A Componente 19 do PRR refere-se à Administração Pública e prevê a implementação de uma reforma para a sua reorganização funcional e orgânica, na qual é proposto o reforço dos serviços com funções estratégicas, de estudo, de planeamento e de avaliação. No que ao SNS se refere esta medida poderá contribuir para:

  • Constituir um gabinete permanente dedicado ao planeamento plurianual, conceção/avaliação e estatísticas bem como de acompanhamento das instalações e dos equipamentos de saúde, de apoio ao responsável pela tutela da saúde, que concentre os profissionais de engenharia e de arquitetura dedicados às estruturas de saúde que se encontram dispersos pelos diversos níveis da administração pública.
  • Perspetivar os meios necessários ao incremento de Serviços Locais de Saúde que constituam a base de uma organização articulada e em rede para um SNS mais próximo das necessidades populacionais.

 

Comentários finais

Na reforma dos cuidados de saúde primários encontra-se prevista a descentralização de competências para as autarquias, designadamente nas respostas de proximidade como a domiciliação; a desinstitucionalização e a ambulatorização. Sendo certo que é necessário envolver as autarquias nos processos de saúde é importante fazê-lo de uma forma articulada e colaborativa garantindo que o SNS não se transforma numa entidade a 308 velocidades, dependente de orçamentos e interesses municipais e de “outsourcings” (in)convenientes. A municipalização da saúde é o contrário da cooperação e da participação. Representa a pulverização do SNS e dos seus profissionais como (já) se verifica no caso dos assistentes operacionais.

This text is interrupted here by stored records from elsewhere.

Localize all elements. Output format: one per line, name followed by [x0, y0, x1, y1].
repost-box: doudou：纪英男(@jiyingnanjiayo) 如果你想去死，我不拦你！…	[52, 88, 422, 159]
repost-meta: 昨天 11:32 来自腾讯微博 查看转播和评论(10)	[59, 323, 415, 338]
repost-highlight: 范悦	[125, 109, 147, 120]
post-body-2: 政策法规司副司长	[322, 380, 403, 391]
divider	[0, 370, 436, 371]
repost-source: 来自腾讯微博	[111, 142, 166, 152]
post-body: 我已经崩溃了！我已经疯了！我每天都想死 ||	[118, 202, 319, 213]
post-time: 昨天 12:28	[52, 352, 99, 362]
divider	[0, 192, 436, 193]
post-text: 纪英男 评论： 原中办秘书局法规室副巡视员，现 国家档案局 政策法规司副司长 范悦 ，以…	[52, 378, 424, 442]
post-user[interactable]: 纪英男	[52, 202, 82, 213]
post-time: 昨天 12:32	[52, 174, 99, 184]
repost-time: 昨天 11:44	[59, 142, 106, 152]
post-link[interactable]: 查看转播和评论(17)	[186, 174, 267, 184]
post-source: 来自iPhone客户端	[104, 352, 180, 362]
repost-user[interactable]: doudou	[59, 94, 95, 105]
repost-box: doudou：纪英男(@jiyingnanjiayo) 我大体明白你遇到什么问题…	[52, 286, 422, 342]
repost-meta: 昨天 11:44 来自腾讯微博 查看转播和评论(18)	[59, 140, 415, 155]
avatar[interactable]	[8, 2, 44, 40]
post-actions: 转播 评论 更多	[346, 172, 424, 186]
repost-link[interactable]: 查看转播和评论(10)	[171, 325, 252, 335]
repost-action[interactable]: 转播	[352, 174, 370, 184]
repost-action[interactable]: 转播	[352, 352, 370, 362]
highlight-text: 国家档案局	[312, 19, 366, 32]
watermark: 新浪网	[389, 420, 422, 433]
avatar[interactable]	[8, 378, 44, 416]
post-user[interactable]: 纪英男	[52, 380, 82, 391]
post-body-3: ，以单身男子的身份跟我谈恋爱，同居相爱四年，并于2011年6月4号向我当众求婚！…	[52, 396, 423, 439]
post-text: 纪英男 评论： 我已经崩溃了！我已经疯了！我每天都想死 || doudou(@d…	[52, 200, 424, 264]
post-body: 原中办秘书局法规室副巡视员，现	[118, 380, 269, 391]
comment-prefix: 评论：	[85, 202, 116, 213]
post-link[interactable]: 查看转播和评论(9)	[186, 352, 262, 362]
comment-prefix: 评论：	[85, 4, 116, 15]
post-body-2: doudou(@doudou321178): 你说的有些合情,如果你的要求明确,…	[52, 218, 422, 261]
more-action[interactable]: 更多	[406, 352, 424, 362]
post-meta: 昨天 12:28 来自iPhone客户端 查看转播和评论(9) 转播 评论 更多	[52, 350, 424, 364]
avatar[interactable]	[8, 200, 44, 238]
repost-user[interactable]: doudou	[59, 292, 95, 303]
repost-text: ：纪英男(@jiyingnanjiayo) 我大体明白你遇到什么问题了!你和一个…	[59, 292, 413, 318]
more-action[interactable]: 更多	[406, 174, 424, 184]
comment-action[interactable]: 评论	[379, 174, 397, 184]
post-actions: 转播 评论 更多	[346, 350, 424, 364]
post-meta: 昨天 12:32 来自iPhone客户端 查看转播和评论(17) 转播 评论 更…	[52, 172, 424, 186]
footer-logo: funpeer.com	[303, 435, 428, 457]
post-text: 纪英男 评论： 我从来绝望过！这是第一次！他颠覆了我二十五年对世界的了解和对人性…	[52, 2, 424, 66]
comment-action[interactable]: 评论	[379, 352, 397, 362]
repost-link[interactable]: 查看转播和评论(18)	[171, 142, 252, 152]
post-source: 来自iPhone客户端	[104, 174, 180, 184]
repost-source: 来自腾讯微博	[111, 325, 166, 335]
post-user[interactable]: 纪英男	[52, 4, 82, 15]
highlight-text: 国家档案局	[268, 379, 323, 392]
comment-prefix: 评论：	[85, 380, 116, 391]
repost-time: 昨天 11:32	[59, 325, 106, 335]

A pandemia de SARS-CoV2 veio (re)demonstrar a importância do SNS.

A pandemia também revelou as suas insuficiências e dificuldades.

Sabendo que é necessária inegável vontade e determinação política para introduzir as modificações que todos os defensores do SNS sabem ser necessárias e em torno das quais se uniram para a aprovação da LBS – Esperemos que o PS esteja à altura do desafio.